Connecticut Fishing Data Analysis

Objective
The main goal of this project is to uncover new fishing spots and insights into local fishing trends. The project is divided into three key stages: Data Collection, Data Cleaning, and Data Visualization.

Step 1: Data Collection
During the Data Collection phase, publicly available data is gathered using a web scraper, which accesses and downloads all town-level data in Connecticut. The web scraper saves all the towns listed on the website to a list. It then iterates through the list via a for loop, searching for each town in the search bar. The downloaded data file is renamed and moved from the Windows download directory to the current working directory.
‍

Step 2: Data Cleaning
In the Data Cleaning stage, all the collected data is combined into a single dataframe.
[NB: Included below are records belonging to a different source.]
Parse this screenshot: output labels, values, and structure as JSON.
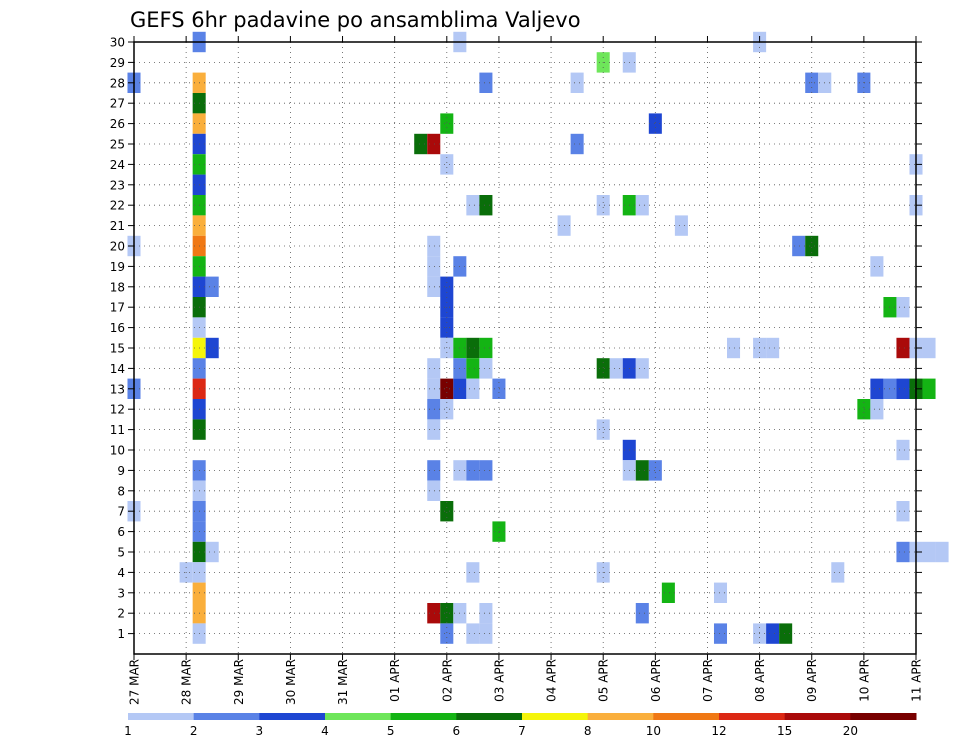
{
  "chart_data": {
    "type": "heatmap",
    "title": "GEFS 6hr padavine po ansamblima Valjevo",
    "xlabel": "",
    "ylabel": "",
    "x_tick_labels": [
      "27 MAR",
      "28 MAR",
      "29 MAR",
      "30 MAR",
      "31 MAR",
      "01 APR",
      "02 APR",
      "03 APR",
      "04 APR",
      "05 APR",
      "06 APR",
      "07 APR",
      "08 APR",
      "09 APR",
      "10 APR",
      "11 APR"
    ],
    "x_range_days": [
      0,
      15
    ],
    "y_tick_labels": [
      "1",
      "2",
      "3",
      "4",
      "5",
      "6",
      "7",
      "8",
      "9",
      "10",
      "11",
      "12",
      "13",
      "14",
      "15",
      "16",
      "17",
      "18",
      "19",
      "20",
      "21",
      "22",
      "23",
      "24",
      "25",
      "26",
      "27",
      "28",
      "29",
      "30"
    ],
    "y_range": [
      0,
      30
    ],
    "grid": true,
    "legend": "colorbar-bottom",
    "colorbar": {
      "labels": [
        "1",
        "2",
        "3",
        "4",
        "5",
        "6",
        "7",
        "8",
        "10",
        "12",
        "15",
        "20"
      ],
      "colors": [
        "#b4c8f5",
        "#5a82e6",
        "#1e46d2",
        "#6ee65a",
        "#14b414",
        "#0a6e0a",
        "#f5f50a",
        "#faaf3c",
        "#f07814",
        "#dc2814",
        "#aa0a0a",
        "#780000"
      ]
    },
    "cells": [
      {
        "member": 30,
        "day": 1.25,
        "level": 2
      },
      {
        "member": 30,
        "day": 6.25,
        "level": 1
      },
      {
        "member": 30,
        "day": 12.0,
        "level": 1
      },
      {
        "member": 29,
        "day": 9.0,
        "level": 4
      },
      {
        "member": 29,
        "day": 9.5,
        "level": 1
      },
      {
        "member": 28,
        "day": 0.0,
        "level": 2
      },
      {
        "member": 28,
        "day": 1.25,
        "level": 8
      },
      {
        "member": 28,
        "day": 6.75,
        "level": 2
      },
      {
        "member": 28,
        "day": 8.5,
        "level": 1
      },
      {
        "member": 28,
        "day": 13.0,
        "level": 2
      },
      {
        "member": 28,
        "day": 13.25,
        "level": 1
      },
      {
        "member": 28,
        "day": 14.0,
        "level": 2
      },
      {
        "member": 27,
        "day": 1.25,
        "level": 6
      },
      {
        "member": 26,
        "day": 1.25,
        "level": 8
      },
      {
        "member": 26,
        "day": 6.0,
        "level": 5
      },
      {
        "member": 26,
        "day": 10.0,
        "level": 3
      },
      {
        "member": 25,
        "day": 1.25,
        "level": 3
      },
      {
        "member": 25,
        "day": 5.5,
        "level": 6
      },
      {
        "member": 25,
        "day": 5.75,
        "level": 11
      },
      {
        "member": 25,
        "day": 8.5,
        "level": 2
      },
      {
        "member": 24,
        "day": 1.25,
        "level": 5
      },
      {
        "member": 24,
        "day": 6.0,
        "level": 1
      },
      {
        "member": 24,
        "day": 15.0,
        "level": 1
      },
      {
        "member": 23,
        "day": 1.25,
        "level": 3
      },
      {
        "member": 22,
        "day": 1.25,
        "level": 5
      },
      {
        "member": 22,
        "day": 6.5,
        "level": 1
      },
      {
        "member": 22,
        "day": 6.75,
        "level": 6
      },
      {
        "member": 22,
        "day": 9.0,
        "level": 1
      },
      {
        "member": 22,
        "day": 9.5,
        "level": 5
      },
      {
        "member": 22,
        "day": 9.75,
        "level": 1
      },
      {
        "member": 22,
        "day": 15.0,
        "level": 1
      },
      {
        "member": 21,
        "day": 1.25,
        "level": 8
      },
      {
        "member": 21,
        "day": 8.25,
        "level": 1
      },
      {
        "member": 21,
        "day": 10.5,
        "level": 1
      },
      {
        "member": 20,
        "day": 0.0,
        "level": 1
      },
      {
        "member": 20,
        "day": 1.25,
        "level": 9
      },
      {
        "member": 20,
        "day": 5.75,
        "level": 1
      },
      {
        "member": 20,
        "day": 12.75,
        "level": 2
      },
      {
        "member": 20,
        "day": 13.0,
        "level": 6
      },
      {
        "member": 19,
        "day": 1.25,
        "level": 5
      },
      {
        "member": 19,
        "day": 5.75,
        "level": 1
      },
      {
        "member": 19,
        "day": 6.25,
        "level": 2
      },
      {
        "member": 19,
        "day": 14.25,
        "level": 1
      },
      {
        "member": 18,
        "day": 1.25,
        "level": 3
      },
      {
        "member": 18,
        "day": 1.5,
        "level": 2
      },
      {
        "member": 18,
        "day": 5.75,
        "level": 1
      },
      {
        "member": 18,
        "day": 6.0,
        "level": 3
      },
      {
        "member": 17,
        "day": 1.25,
        "level": 6
      },
      {
        "member": 17,
        "day": 6.0,
        "level": 3
      },
      {
        "member": 17,
        "day": 14.5,
        "level": 5
      },
      {
        "member": 17,
        "day": 14.75,
        "level": 1
      },
      {
        "member": 16,
        "day": 1.25,
        "level": 1
      },
      {
        "member": 16,
        "day": 6.0,
        "level": 3
      },
      {
        "member": 15,
        "day": 1.25,
        "level": 7
      },
      {
        "member": 15,
        "day": 1.5,
        "level": 3
      },
      {
        "member": 15,
        "day": 6.0,
        "level": 1
      },
      {
        "member": 15,
        "day": 6.25,
        "level": 5
      },
      {
        "member": 15,
        "day": 6.5,
        "level": 6
      },
      {
        "member": 15,
        "day": 6.75,
        "level": 5
      },
      {
        "member": 15,
        "day": 11.5,
        "level": 1
      },
      {
        "member": 15,
        "day": 12.0,
        "level": 1
      },
      {
        "member": 15,
        "day": 12.25,
        "level": 1
      },
      {
        "member": 15,
        "day": 14.75,
        "level": 11
      },
      {
        "member": 15,
        "day": 15.0,
        "level": 1
      },
      {
        "member": 15,
        "day": 15.25,
        "level": 1
      },
      {
        "member": 14,
        "day": 1.25,
        "level": 2
      },
      {
        "member": 14,
        "day": 5.75,
        "level": 1
      },
      {
        "member": 14,
        "day": 6.25,
        "level": 2
      },
      {
        "member": 14,
        "day": 6.5,
        "level": 5
      },
      {
        "member": 14,
        "day": 6.75,
        "level": 1
      },
      {
        "member": 14,
        "day": 9.0,
        "level": 6
      },
      {
        "member": 14,
        "day": 9.25,
        "level": 1
      },
      {
        "member": 14,
        "day": 9.5,
        "level": 3
      },
      {
        "member": 14,
        "day": 9.75,
        "level": 1
      },
      {
        "member": 13,
        "day": 0.0,
        "level": 2
      },
      {
        "member": 13,
        "day": 1.25,
        "level": 10
      },
      {
        "member": 13,
        "day": 5.75,
        "level": 1
      },
      {
        "member": 13,
        "day": 6.0,
        "level": 12
      },
      {
        "member": 13,
        "day": 6.25,
        "level": 3
      },
      {
        "member": 13,
        "day": 6.5,
        "level": 1
      },
      {
        "member": 13,
        "day": 7.0,
        "level": 2
      },
      {
        "member": 13,
        "day": 14.25,
        "level": 3
      },
      {
        "member": 13,
        "day": 14.5,
        "level": 2
      },
      {
        "member": 13,
        "day": 14.75,
        "level": 3
      },
      {
        "member": 13,
        "day": 15.0,
        "level": 6
      },
      {
        "member": 13,
        "day": 15.25,
        "level": 5
      },
      {
        "member": 12,
        "day": 1.25,
        "level": 3
      },
      {
        "member": 12,
        "day": 5.75,
        "level": 2
      },
      {
        "member": 12,
        "day": 6.0,
        "level": 1
      },
      {
        "member": 12,
        "day": 14.0,
        "level": 5
      },
      {
        "member": 12,
        "day": 14.25,
        "level": 1
      },
      {
        "member": 11,
        "day": 1.25,
        "level": 6
      },
      {
        "member": 11,
        "day": 5.75,
        "level": 1
      },
      {
        "member": 11,
        "day": 9.0,
        "level": 1
      },
      {
        "member": 10,
        "day": 9.5,
        "level": 3
      },
      {
        "member": 10,
        "day": 14.75,
        "level": 1
      },
      {
        "member": 9,
        "day": 1.25,
        "level": 2
      },
      {
        "member": 9,
        "day": 5.75,
        "level": 2
      },
      {
        "member": 9,
        "day": 6.25,
        "level": 1
      },
      {
        "member": 9,
        "day": 6.5,
        "level": 2
      },
      {
        "member": 9,
        "day": 6.75,
        "level": 2
      },
      {
        "member": 9,
        "day": 9.5,
        "level": 1
      },
      {
        "member": 9,
        "day": 9.75,
        "level": 6
      },
      {
        "member": 9,
        "day": 10.0,
        "level": 2
      },
      {
        "member": 8,
        "day": 1.25,
        "level": 1
      },
      {
        "member": 8,
        "day": 5.75,
        "level": 1
      },
      {
        "member": 7,
        "day": 0.0,
        "level": 1
      },
      {
        "member": 7,
        "day": 1.25,
        "level": 2
      },
      {
        "member": 7,
        "day": 6.0,
        "level": 6
      },
      {
        "member": 7,
        "day": 14.75,
        "level": 1
      },
      {
        "member": 6,
        "day": 1.25,
        "level": 2
      },
      {
        "member": 6,
        "day": 7.0,
        "level": 5
      },
      {
        "member": 5,
        "day": 1.25,
        "level": 6
      },
      {
        "member": 5,
        "day": 1.5,
        "level": 1
      },
      {
        "member": 5,
        "day": 14.75,
        "level": 2
      },
      {
        "member": 5,
        "day": 15.0,
        "level": 1
      },
      {
        "member": 5,
        "day": 15.25,
        "level": 1
      },
      {
        "member": 5,
        "day": 15.5,
        "level": 1
      },
      {
        "member": 4,
        "day": 1.0,
        "level": 1
      },
      {
        "member": 4,
        "day": 1.25,
        "level": 1
      },
      {
        "member": 4,
        "day": 6.5,
        "level": 1
      },
      {
        "member": 4,
        "day": 9.0,
        "level": 1
      },
      {
        "member": 4,
        "day": 13.5,
        "level": 1
      },
      {
        "member": 3,
        "day": 1.25,
        "level": 8
      },
      {
        "member": 3,
        "day": 10.25,
        "level": 5
      },
      {
        "member": 3,
        "day": 11.25,
        "level": 1
      },
      {
        "member": 2,
        "day": 1.25,
        "level": 8
      },
      {
        "member": 2,
        "day": 5.75,
        "level": 11
      },
      {
        "member": 2,
        "day": 6.0,
        "level": 6
      },
      {
        "member": 2,
        "day": 6.25,
        "level": 1
      },
      {
        "member": 2,
        "day": 6.75,
        "level": 1
      },
      {
        "member": 2,
        "day": 9.75,
        "level": 2
      },
      {
        "member": 1,
        "day": 1.25,
        "level": 1
      },
      {
        "member": 1,
        "day": 6.0,
        "level": 2
      },
      {
        "member": 1,
        "day": 6.5,
        "level": 1
      },
      {
        "member": 1,
        "day": 6.75,
        "level": 1
      },
      {
        "member": 1,
        "day": 11.25,
        "level": 2
      },
      {
        "member": 1,
        "day": 12.0,
        "level": 1
      },
      {
        "member": 1,
        "day": 12.25,
        "level": 3
      },
      {
        "member": 1,
        "day": 12.5,
        "level": 6
      }
    ]
  }
}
The data undergoes wrangling and cleaning processes to ensure its accuracy and consistency. Any blank/NA rows are removed. To manage the large volume of data, it is filtered to include only the first 36 fish species out of the 90. A snippet of the distribution of all species found within the data can be seen below.
‍

Step 3: Data Visualization
Finally, in the Visualization stage, the cleaned data is transformed into a dynamic dashboard, enabling users to observe local fishing trends effectively. The entire process is designed for reusability, facilitating the retrieval and analysis of future fish data.

Dashboard Webinar

In April 2023 I had the privilege of hosting a webinar on dashboard design. The idea behind the webinar started after I suggested it the concept to the CEO of Practical Data Solutions. The Webinar covers the ways to visually improve dashboards, along with the dashboard design process. The webinar had 30+ Attendees.

Competitive Cost Analysis

Just recently I finished working on an analytics personal project about affordable food. The question I addressed is: how can a consumer reduce grocery costs? To answer this, I conducted competitive price analysis on multiple local grocery stores. I developed a Python web scraper that utilizes the following packages: Pandas, Selenium, and Beautiful Soup to scrape publicly available grocery data. The scraper pulls data from multiple different stores on Instacart, and compares the prices of the same goods that exist in all the stores. I then modeled the data in Microsoft Power BI. (Please note that for ethical reasons, some information in the dashboard has been slightly modified.)

Dashboard Generator

Currently I am in the process of developing a Python program that automates the creation of excel dashboards. Enclosed is a snapshot illustrating a sample output from this ongoing project. The program's functionality revolves around soliciting user input regarding size dimensions and desired metrics for display. Leveraging Openpyxl, it constructs the framework of an Excel dashboard accordingly. The primary aim of this endeavor is to streamline and automate the creative process involved in dashboard design. This project has been particularly enjoyable for me, as I'm deeply intrigued by the convergence of design and technology!
‍